Branched Structures in Plants and Architecture

In architecture and construction engineering, a vast number of connections and branched columns in frame structures exist that are exposed to high static and dynamic loads. The manufacture of many of these elaborate structures is both time-consuming and costly. Industry has no solution for cost-effectively producing aesthetic and mechanically stable branched columns. This challenge is addressed by the development of branched structures inspired by branched biological concept generators such as Schefflera arboricola. Here, we present methodological approaches allowing the reconstruction of the outer shape and inner structure of complex branching regions, such as in S. arboricola, by using and combining three-dimensional-image stacking of histological thin sections, micro-computer-tomography (mu CT) imaging and laser scanning. Computer-aided design (CAD) and Finite Element (FE) models of such structures can then be produced that not only help to provide a better understanding of the functional morphology and biomechanics of the biological concept generator, but also render the basis for the intended biomimetic transfer to branched columns consisting of a braided hull filled with concrete.
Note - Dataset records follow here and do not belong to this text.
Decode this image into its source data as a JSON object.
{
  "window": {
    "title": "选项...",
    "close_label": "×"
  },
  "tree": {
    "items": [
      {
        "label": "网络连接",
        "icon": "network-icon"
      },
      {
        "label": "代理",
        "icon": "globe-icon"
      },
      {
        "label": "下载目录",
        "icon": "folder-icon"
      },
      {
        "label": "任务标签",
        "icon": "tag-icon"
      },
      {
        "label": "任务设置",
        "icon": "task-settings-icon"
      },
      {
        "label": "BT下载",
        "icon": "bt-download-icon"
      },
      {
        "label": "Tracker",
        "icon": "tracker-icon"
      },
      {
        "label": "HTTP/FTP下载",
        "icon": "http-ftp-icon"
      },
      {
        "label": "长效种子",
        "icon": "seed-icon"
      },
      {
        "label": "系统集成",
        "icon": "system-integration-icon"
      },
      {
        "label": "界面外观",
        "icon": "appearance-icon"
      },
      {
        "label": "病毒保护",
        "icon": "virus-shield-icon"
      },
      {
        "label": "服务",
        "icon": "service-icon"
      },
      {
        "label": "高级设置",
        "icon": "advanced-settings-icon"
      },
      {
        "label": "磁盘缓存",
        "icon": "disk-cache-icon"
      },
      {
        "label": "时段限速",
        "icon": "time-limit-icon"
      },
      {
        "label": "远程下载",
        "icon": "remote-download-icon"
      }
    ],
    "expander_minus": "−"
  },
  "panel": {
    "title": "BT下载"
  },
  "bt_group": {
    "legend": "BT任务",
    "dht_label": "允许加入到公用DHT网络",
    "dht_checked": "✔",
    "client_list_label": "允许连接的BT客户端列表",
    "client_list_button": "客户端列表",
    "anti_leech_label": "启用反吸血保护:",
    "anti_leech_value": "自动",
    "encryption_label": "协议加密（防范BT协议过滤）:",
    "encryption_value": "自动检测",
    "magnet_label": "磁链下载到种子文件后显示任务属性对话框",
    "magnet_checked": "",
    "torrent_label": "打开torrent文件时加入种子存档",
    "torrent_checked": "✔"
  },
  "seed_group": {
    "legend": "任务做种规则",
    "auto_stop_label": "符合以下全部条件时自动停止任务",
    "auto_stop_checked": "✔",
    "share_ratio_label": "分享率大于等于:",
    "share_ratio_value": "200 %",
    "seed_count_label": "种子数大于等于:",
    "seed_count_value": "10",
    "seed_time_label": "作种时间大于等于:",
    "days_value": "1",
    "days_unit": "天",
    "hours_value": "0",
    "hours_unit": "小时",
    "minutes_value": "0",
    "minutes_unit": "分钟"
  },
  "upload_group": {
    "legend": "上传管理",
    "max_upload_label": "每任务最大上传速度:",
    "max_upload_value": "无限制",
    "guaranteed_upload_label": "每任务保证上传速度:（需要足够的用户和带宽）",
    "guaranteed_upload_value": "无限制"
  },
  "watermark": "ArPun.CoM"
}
The current project results are mainly based on the analysis of S. arboricola branching and the results of a previous research project (SPP 1420) in which biomimetic branched fibre-reinforced plastic (FRP) columns inspired by the branching structure of Dracaena were produced. Currently a biomimetic hull geometry that can be manufactured industrially is developed. Initially, branched FRPs based on triaxial braids with readily adjustable mechanical properties are filled with concrete and thus shall achieve sufficient mechanical properties for application and cost-effective fabrication in the building industry.